Another Gun, Another Kid

Another gun, another bullet, another fifteen-year-old lay dead in the streets. His body was stretched out on the street where he had fallen. No one thought to cover it. No one knelt beside him. No one held his hand or head or offered a prayer. The loud staccato of police radios, the roaring engine of a passing car, the wailing siren of an approaching ambulance -- these noises masked the silence into which Torrey Milon had descended. Squad cars parked obliquely; their flashing lights swept the street. Uniformed officers paced this way and that. A news photographer bent awkwardly, trying to get the best angle of this scene. Neighbors gathered, but were kept at a distance.

A good kid, we are told. A high school freshman, a good student, the son and brother, the nephew and cousin of a loving family. He was biking home from the South Minneapolis community center when he was shot. No obvious reason has emerged. Though his slaying might be “gang-related”, family, friends and neighbors who knew him deny vehemently that he was a member of any gang. (And what difference would it make?) For his family and friends, anguish, grief and the fearful question of “Why?” make this Holy Week especially painful, and Easter problematic.  
At the site where Torrey Milon died, a neighbor erected a wooden cross.

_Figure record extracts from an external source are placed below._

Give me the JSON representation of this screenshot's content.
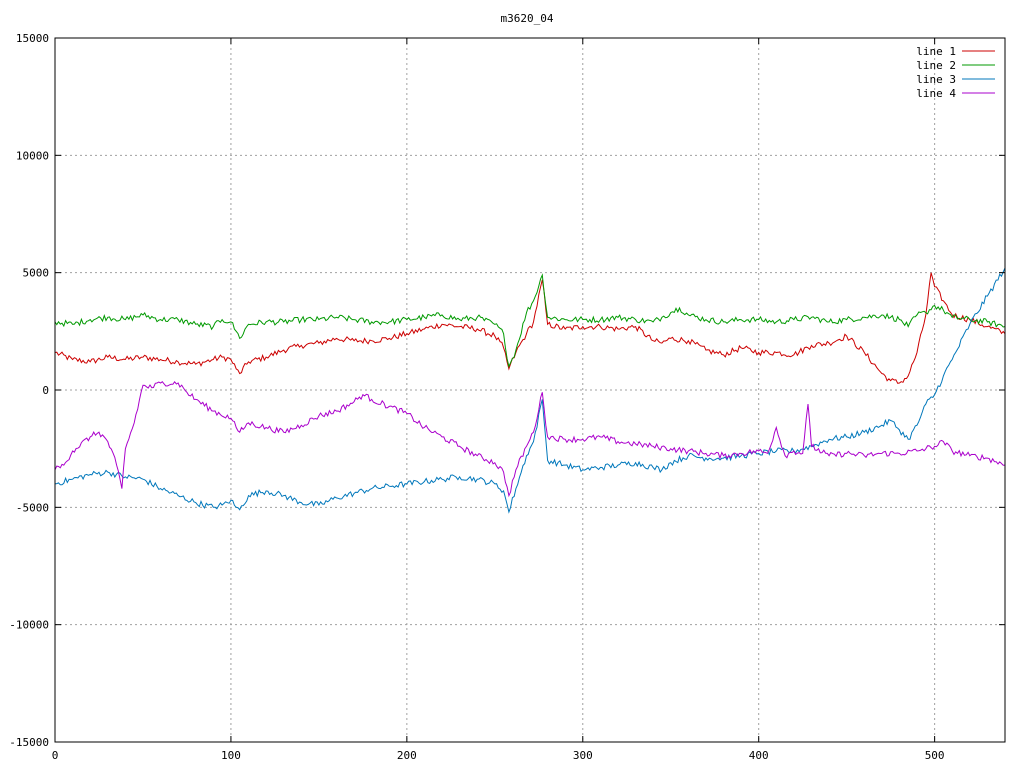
{
  "chart_data": {
    "type": "line",
    "title": "m3620_04",
    "xlabel": "",
    "ylabel": "",
    "xlim": [
      0,
      540
    ],
    "ylim": [
      -15000,
      15000
    ],
    "xticks": [
      0,
      100,
      200,
      300,
      400,
      500
    ],
    "yticks": [
      -15000,
      -10000,
      -5000,
      0,
      5000,
      10000,
      15000
    ],
    "grid": true,
    "legend_position": "top-right",
    "series": [
      {
        "name": "line 1",
        "color": "#cc0000",
        "x": [
          0,
          10,
          20,
          30,
          40,
          50,
          60,
          70,
          80,
          90,
          95,
          100,
          103,
          105,
          110,
          120,
          130,
          140,
          150,
          160,
          170,
          180,
          190,
          200,
          210,
          220,
          230,
          240,
          250,
          255,
          258,
          262,
          268,
          272,
          277,
          280,
          290,
          300,
          310,
          320,
          330,
          340,
          345,
          350,
          360,
          370,
          380,
          390,
          400,
          410,
          420,
          430,
          440,
          450,
          460,
          470,
          475,
          480,
          485,
          490,
          495,
          498,
          500,
          505,
          510,
          520,
          530,
          540
        ],
        "y": [
          1600,
          1300,
          1200,
          1400,
          1300,
          1400,
          1300,
          1200,
          1100,
          1300,
          1400,
          1300,
          900,
          700,
          1200,
          1400,
          1700,
          1900,
          2000,
          2200,
          2100,
          2100,
          2200,
          2400,
          2600,
          2800,
          2700,
          2600,
          2300,
          1800,
          900,
          1600,
          2400,
          2900,
          4700,
          2800,
          2600,
          2700,
          2700,
          2600,
          2700,
          2100,
          2000,
          2200,
          2100,
          1700,
          1500,
          1800,
          1600,
          1600,
          1500,
          1900,
          2000,
          2300,
          1600,
          700,
          400,
          300,
          600,
          1600,
          3200,
          5000,
          4400,
          3800,
          3200,
          3000,
          2700,
          2400
        ]
      },
      {
        "name": "line 2",
        "color": "#009900",
        "x": [
          0,
          10,
          20,
          30,
          40,
          50,
          60,
          70,
          80,
          90,
          95,
          100,
          103,
          105,
          110,
          120,
          130,
          140,
          150,
          160,
          170,
          180,
          190,
          200,
          210,
          220,
          230,
          240,
          250,
          255,
          258,
          262,
          268,
          272,
          277,
          280,
          290,
          300,
          310,
          320,
          330,
          340,
          345,
          350,
          355,
          360,
          370,
          380,
          390,
          400,
          410,
          420,
          430,
          440,
          450,
          460,
          470,
          475,
          480,
          485,
          490,
          495,
          500,
          505,
          510,
          520,
          530,
          540
        ],
        "y": [
          2900,
          2800,
          3000,
          3100,
          3000,
          3200,
          3000,
          3000,
          2800,
          2700,
          3000,
          2900,
          2500,
          2200,
          2800,
          2900,
          2900,
          3000,
          3000,
          3100,
          3000,
          2900,
          2900,
          3000,
          3100,
          3200,
          3000,
          3100,
          2800,
          2400,
          1000,
          1700,
          3300,
          3800,
          4900,
          3100,
          3000,
          3000,
          3000,
          3100,
          3000,
          2900,
          3100,
          3300,
          3500,
          3200,
          3000,
          2900,
          3000,
          3000,
          2900,
          3000,
          3100,
          2900,
          3000,
          3100,
          3200,
          3100,
          3000,
          2700,
          3200,
          3300,
          3600,
          3400,
          3100,
          3000,
          2900,
          2700
        ]
      },
      {
        "name": "line 3",
        "color": "#0077bb",
        "x": [
          0,
          10,
          20,
          30,
          40,
          50,
          60,
          70,
          80,
          90,
          95,
          100,
          103,
          105,
          110,
          120,
          130,
          140,
          150,
          160,
          170,
          180,
          190,
          200,
          210,
          220,
          230,
          240,
          250,
          255,
          258,
          262,
          268,
          272,
          277,
          280,
          290,
          300,
          310,
          320,
          330,
          340,
          345,
          350,
          360,
          370,
          380,
          390,
          400,
          410,
          420,
          430,
          440,
          450,
          460,
          470,
          475,
          480,
          485,
          490,
          495,
          500,
          505,
          510,
          520,
          530,
          540
        ],
        "y": [
          -4000,
          -3800,
          -3600,
          -3500,
          -3700,
          -3800,
          -4200,
          -4500,
          -4800,
          -5000,
          -4900,
          -4700,
          -5000,
          -5100,
          -4500,
          -4300,
          -4500,
          -4800,
          -4900,
          -4600,
          -4400,
          -4200,
          -4100,
          -4000,
          -3900,
          -3800,
          -3700,
          -3800,
          -4000,
          -4300,
          -5200,
          -4200,
          -2800,
          -2200,
          -400,
          -3000,
          -3200,
          -3400,
          -3300,
          -3200,
          -3100,
          -3300,
          -3400,
          -3100,
          -2800,
          -2900,
          -2900,
          -2800,
          -2700,
          -2600,
          -2600,
          -2400,
          -2100,
          -2000,
          -1800,
          -1500,
          -1300,
          -1700,
          -2100,
          -1500,
          -600,
          -200,
          600,
          1300,
          2800,
          4000,
          5200
        ]
      },
      {
        "name": "line 4",
        "color": "#aa00cc",
        "x": [
          0,
          5,
          10,
          20,
          25,
          30,
          35,
          38,
          40,
          45,
          50,
          55,
          60,
          70,
          75,
          80,
          90,
          100,
          103,
          105,
          110,
          120,
          130,
          140,
          150,
          160,
          170,
          175,
          180,
          190,
          200,
          210,
          220,
          230,
          240,
          250,
          255,
          258,
          262,
          268,
          272,
          277,
          280,
          290,
          300,
          310,
          320,
          330,
          340,
          350,
          360,
          370,
          380,
          390,
          400,
          405,
          410,
          415,
          420,
          425,
          428,
          430,
          440,
          450,
          460,
          470,
          480,
          490,
          500,
          505,
          510,
          520,
          530,
          540
        ],
        "y": [
          -3400,
          -3200,
          -2600,
          -2000,
          -1800,
          -2200,
          -3200,
          -4200,
          -2500,
          -1400,
          200,
          100,
          300,
          300,
          -100,
          -400,
          -900,
          -1200,
          -1600,
          -1800,
          -1400,
          -1600,
          -1800,
          -1500,
          -1100,
          -900,
          -500,
          -200,
          -400,
          -700,
          -1000,
          -1600,
          -2000,
          -2400,
          -2800,
          -3100,
          -3500,
          -4500,
          -3400,
          -2400,
          -1800,
          -100,
          -2000,
          -2100,
          -2100,
          -2000,
          -2200,
          -2300,
          -2400,
          -2500,
          -2600,
          -2700,
          -2800,
          -2700,
          -2600,
          -2700,
          -1600,
          -2800,
          -2600,
          -2700,
          -600,
          -2400,
          -2800,
          -2700,
          -2800,
          -2700,
          -2700,
          -2600,
          -2400,
          -2200,
          -2600,
          -2800,
          -2900,
          -3200
        ]
      }
    ]
  }
}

He painted on it the words, “Be With God,” and also “Please, we must stop killing each other.” The traffic has been steady at this little shrine in the center of a struggling neighborhood. Kids and adults have stopped, and bus drivers, police officers and total strangers. Figurines and flowers have been placed by the cross, and messages that say, “We miss you,” and “I love you,” and “God bless you.”

The neighbor who placed the cross is Charles Steen, a burly newspaper press operator who also bakes cookies for kids, cops and fire fighters. “I keep thinking that this is my fault and your fault,” he said. “We got caught up in having the nicer car, the better job, and we’ve forgotten the important things. Kids like Torrey are paying the price for our neglect. I had to do something. I didn’t want people to just see bloodstains on the street where the boy had died.” The world needs less rage and more goodies, he believes. “The answer is not more jails, more cops,” he said. The answer is to keep gymnasiums open late at night so kids have constructive places to go. The answer is to hire people to teach kids skills such as how to fix cars or play musical instruments. “The answer,” according to Steen, “is more chocolate chip cookies.”